How FCC Chair Ajit Pai Took His Fight Against Net Neutrality to the Finish Line

“During the Trump Administration, we will shift from playing defense at the FCC to going on offense,” Ajit Pai said in December last year, a month before president-elect Donald Trump appointed him as the new chair of the Federal Communications Commission (FCC). He wasn’t kidding.

Pai is at the center of the U.S.’s net neutrality storm. He took his post promising to gut the rule—which forbids broadband providers from favoring certain web services over others—and he seems likely to get his wish. The FCC’s leadership is dominated by Republicans, and on Thursday they will vote on Pai’s proposal to rescind the Obama-era classification of broadband firms as “common carriers” with neutrality obligations.

But who is Ajit Pai?

A lawyer, Pai has shuttled between government and private-sector jobs for the past two decades. From 1998 to 2001, he worked for the Department of Justice’s antitrust division, focusing on the telecommunications sector. Then, in 2001, he took what has now proved to be a contentious general counsel role at Verizon vz .

Verizon is of course one of the internet providers that has long been pushing for an end to net neutrality. In 2014, long after Pai stopped working for the company, it was Verizon that successfully won a battle against the FCC’s 2010 attempt to introduce net neutrality via an “open internet order.” By that point, Pai was an FCC commissioner.

After his stint at Verizon, Pai had gone to work in various roles at the Senate judiciary committee (advising Jeff Sessions and Sam Brownback) and at the justice department, before becoming FCC deputy general counsel in 2007.

In 2011 he went to work for law firm Jenner & Block, which specializes in representing telecommunications firms, but the following year Kentucky senator Mitch McConnell recommended to president Obama that Pai would make a good FCC commissioner. Obama appointed him.

That’s not to say Obama shared Pai’s views—rather, the president was abiding by the convention that the minority party gets to nominate two appointees to the five-seat commission. The other three seats were taken by Democrats.

After Verizon beat the FCC in court in 2014, then-FCC chair Tom Wheeler turned to Title II of the 1934 Communications Act to achieve his goal of mandating net neutrality (the court had said that, without broadband providers being classified as common carriers, the FCC did not have the authority to force them to maintain an open internet).

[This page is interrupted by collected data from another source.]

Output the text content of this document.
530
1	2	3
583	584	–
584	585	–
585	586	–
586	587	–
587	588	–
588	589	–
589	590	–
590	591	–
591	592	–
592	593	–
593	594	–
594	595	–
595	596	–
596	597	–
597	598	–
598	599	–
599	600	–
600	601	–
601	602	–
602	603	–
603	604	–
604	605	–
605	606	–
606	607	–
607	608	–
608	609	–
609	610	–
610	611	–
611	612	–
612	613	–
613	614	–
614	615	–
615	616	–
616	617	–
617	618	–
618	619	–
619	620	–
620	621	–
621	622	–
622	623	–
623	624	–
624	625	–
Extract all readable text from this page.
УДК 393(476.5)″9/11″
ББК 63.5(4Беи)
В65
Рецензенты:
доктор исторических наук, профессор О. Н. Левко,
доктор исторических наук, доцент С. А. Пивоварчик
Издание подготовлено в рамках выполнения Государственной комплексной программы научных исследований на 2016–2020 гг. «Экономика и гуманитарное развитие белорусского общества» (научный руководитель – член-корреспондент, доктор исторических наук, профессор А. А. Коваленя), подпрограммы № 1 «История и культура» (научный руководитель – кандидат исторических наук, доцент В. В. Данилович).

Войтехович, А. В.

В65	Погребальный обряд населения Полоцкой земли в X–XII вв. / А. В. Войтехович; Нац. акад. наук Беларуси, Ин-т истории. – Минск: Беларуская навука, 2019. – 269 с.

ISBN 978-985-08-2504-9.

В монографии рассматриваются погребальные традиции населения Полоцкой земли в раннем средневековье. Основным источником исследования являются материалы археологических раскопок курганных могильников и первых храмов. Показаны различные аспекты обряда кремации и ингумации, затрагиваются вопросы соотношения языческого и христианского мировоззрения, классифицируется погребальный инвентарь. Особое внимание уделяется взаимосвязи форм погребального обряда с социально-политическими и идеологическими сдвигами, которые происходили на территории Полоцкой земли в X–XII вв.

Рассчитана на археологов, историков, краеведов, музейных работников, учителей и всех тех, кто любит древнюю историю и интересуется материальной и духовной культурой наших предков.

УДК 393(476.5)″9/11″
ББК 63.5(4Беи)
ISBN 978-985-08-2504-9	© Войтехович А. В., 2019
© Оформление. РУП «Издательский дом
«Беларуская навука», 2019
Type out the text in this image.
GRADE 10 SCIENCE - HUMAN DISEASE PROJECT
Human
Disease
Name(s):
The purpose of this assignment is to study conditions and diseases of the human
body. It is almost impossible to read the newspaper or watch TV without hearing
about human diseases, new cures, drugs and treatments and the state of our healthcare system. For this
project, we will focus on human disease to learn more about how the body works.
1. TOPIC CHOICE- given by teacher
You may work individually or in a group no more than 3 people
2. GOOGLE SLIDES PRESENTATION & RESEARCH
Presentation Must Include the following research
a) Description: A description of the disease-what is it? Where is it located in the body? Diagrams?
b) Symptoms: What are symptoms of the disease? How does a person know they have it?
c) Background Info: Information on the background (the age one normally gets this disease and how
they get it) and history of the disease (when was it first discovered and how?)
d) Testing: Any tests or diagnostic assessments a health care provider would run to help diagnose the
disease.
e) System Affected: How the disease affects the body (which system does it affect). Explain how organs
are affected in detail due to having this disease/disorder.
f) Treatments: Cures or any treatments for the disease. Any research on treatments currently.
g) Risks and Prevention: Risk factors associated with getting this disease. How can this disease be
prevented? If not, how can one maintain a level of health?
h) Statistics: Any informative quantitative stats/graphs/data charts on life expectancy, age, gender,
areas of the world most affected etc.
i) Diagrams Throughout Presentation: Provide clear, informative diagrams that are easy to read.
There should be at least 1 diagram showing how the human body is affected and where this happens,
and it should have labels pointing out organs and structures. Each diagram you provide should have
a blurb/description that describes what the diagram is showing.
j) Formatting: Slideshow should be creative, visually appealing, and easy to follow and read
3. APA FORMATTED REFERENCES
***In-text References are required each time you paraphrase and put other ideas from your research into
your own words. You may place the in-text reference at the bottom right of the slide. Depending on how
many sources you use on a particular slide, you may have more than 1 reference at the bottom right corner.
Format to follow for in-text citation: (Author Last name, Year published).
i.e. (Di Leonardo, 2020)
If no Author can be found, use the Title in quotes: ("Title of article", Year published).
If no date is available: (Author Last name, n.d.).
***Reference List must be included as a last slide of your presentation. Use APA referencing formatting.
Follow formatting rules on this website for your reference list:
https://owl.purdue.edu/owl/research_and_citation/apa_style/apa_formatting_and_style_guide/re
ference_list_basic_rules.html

In his dissenting opinion, Pai argued—as he does today—that the FCC was trying to replace internet “freedom with government control.”

“[Today the FCC] seizes unilateral authority to regulate internet conduct, to direct where internet service providers put their investments, and to determine what service plans will be available to the American public,” Pai thundered, claiming that Obama had “told” the commission to do so.

Obama did indeed ask the FCC to reclassify internet service providers under Title II, though as the agency is independent, he did not order it to do so.

When Trump was elected, it was clear which way the wind would blow. The president-elect had tweeted in 2014 that Obama’s support for net neutrality was a “top down power grab” that would somehow “target conservative media”—there is no basis to this assertion, as net neutrality does not allow anyone to target any particular online service or media outlet; that’s the point.

Pai, in his December 2016 speech, argued that Title II classification was unnecessary as there is “no evidence of systemic failure in the internet marketplace.”

“I’m hopeful that beginning next year, our general regulatory approach will be a more sober one that is guided by evidence, sound economic analysis, and a good dose of humility,” he said, predicting that the order’s “days are numbered.”

Now, with his wish set to come true, Pai has been running a victory lap. Facing opposition from internet pioneers, online companies, members of Congress and the vast majority of Americans—all of whom are worried about broadband providers offering cut-down packages of services rather than the full internet—he released a jokey video scoffing at their dire predictions. (Bonus fact: In the video, Pai does the Harlem Shake with “Pizzagateconspiracy theorist Martina Markota, who is smoking a cigarette for good measure.)

“You can still post photos of cute animals like puppies,” he chuckled. “You can still binge-watch your favorite shows. You can still stay part of your favorite fan kingdom. You can still drive memes right into the ground. And everything else you ever did on the internet.”

Pai probably didn’t mean to imply that Americans’ general online activities would be driven into the ground. For the sake of the online ecosystem, if Thursday’s vote does go his way as predicted, let’s hope that doesn’t turn out to be the result.